The Tweet: “More than 80% of the Earth’s natural forests have been destroyed.”

Forests cover 31 per cent of the world’s total land area, according to a report published by the World Resources Institute (WRI) in 2010. This is approximately 4 billion hectares. Deforestation is mainly a response to the demand for agricultural land. Tropical forests are being cut down to make way for crops, although deforestation is slowing. In the last decade 13 million hectares of forest were converted into agricultural land compared to 16 million in the previous decade.

However, the net loss of forest is slowing significantly, as trees are replaced as part of sustainability programmes. The net change in forest area between 2000-2010 is estimated at -5.2 million hectares per year, down from -8.3 million per year between 1990-2000.

So while deforestation is still an issue, and forested land continues to decrease significantly each year, sustainability programmes like the United Nations REDD scheme are having an effect.
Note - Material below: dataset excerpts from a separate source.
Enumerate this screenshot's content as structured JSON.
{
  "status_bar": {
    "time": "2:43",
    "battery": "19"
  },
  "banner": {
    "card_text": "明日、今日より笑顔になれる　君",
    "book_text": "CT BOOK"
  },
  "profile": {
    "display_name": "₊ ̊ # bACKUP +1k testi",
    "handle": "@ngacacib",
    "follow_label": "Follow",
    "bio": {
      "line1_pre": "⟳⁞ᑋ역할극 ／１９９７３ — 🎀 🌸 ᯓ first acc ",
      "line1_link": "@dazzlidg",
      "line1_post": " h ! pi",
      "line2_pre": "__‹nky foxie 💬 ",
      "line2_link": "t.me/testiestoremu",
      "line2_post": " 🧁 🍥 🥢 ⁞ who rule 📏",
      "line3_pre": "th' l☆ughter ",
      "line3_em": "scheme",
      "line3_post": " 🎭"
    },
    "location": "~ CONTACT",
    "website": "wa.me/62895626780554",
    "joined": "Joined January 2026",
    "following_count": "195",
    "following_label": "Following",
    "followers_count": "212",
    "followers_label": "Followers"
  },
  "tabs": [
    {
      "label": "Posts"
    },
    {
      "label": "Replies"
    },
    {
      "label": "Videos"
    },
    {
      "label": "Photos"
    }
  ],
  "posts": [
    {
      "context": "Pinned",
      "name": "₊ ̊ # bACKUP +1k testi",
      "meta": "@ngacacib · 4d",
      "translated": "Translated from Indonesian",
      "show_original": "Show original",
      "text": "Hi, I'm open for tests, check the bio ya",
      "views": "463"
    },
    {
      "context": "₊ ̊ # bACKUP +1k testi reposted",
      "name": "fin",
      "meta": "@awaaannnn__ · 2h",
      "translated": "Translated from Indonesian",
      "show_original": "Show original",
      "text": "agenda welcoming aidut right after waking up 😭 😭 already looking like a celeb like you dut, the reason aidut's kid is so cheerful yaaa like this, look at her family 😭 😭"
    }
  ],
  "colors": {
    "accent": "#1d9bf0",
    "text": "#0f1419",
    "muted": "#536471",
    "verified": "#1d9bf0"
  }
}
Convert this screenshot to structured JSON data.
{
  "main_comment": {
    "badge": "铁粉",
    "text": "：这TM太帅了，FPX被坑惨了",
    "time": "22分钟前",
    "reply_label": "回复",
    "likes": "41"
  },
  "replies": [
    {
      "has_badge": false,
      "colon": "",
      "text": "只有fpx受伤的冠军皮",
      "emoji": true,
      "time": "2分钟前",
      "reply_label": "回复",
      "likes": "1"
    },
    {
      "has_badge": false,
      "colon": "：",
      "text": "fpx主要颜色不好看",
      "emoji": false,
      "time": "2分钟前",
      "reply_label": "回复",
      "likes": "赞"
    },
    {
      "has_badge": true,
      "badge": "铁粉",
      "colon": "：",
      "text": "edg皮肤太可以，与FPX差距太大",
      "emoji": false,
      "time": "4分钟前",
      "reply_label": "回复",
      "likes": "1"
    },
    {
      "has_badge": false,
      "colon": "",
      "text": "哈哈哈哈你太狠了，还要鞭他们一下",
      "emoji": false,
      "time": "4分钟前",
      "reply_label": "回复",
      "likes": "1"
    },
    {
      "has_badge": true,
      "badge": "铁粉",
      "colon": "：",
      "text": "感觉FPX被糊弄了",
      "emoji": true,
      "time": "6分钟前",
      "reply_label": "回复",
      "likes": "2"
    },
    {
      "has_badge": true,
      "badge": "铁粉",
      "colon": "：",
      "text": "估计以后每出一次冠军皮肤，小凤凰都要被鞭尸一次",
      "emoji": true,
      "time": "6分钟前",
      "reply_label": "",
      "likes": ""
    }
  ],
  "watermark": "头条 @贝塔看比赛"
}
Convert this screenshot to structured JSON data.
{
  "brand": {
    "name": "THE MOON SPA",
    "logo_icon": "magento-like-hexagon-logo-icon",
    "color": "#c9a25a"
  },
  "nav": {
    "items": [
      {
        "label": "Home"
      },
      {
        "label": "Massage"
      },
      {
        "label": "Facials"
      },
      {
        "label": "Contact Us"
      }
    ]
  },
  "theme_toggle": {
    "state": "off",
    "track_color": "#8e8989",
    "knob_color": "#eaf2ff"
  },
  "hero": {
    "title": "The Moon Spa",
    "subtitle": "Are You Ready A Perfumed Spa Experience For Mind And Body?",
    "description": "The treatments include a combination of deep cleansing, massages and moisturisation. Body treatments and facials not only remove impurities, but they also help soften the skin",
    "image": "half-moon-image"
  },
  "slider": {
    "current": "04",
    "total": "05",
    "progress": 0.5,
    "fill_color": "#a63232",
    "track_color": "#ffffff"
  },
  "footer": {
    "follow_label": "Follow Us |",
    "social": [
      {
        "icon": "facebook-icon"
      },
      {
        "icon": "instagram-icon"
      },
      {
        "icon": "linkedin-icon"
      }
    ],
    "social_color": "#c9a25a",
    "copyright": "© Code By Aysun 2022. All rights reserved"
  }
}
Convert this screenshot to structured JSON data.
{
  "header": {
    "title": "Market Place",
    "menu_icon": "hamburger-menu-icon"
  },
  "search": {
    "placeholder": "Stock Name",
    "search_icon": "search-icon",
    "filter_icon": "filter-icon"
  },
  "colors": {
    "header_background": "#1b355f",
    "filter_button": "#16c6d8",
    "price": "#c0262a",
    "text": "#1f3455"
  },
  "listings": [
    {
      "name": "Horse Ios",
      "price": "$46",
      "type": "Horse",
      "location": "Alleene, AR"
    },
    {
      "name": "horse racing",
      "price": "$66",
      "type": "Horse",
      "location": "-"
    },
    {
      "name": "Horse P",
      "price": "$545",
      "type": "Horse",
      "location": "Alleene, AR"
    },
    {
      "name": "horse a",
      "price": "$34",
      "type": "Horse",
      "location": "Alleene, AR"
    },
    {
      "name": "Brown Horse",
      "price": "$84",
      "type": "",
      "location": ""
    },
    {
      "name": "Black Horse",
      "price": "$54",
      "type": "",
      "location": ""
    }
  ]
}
The report by the WRI is also the source to the claim that 80 per cent of the world’s natural forests have been lost to deforestation, according to news reports like this one from October 2014. However, reading the report there is no mention of this statistic, nor is there any mention on the WRI website and it seems extraordinary that such a figure would be accurate. Firstly, the report, as stated above, puts the current forest cover at 4 billion hectares. Estimates of the Earth’s total land surface vary between 13 and 15 billion hectares. This means that if we have lost 80 per cent of our forests the original forest cover would have been greater than the total surface area of the Earth, assuming only a small amount of reforestation has taken place.

The United Nations Food and Agriculture Organization estimates that the pre-industrial forest cover was 5.9 billion hectares, 1.9 billion more than the current level. Since humans have developed machinery we have lost approximately 30 per cent of the world’s natural forests. Although the levels of deforestation are less alarming than this tweet suggests the net loss of forest is still high and sustainability programmes are only beginning to have an effect.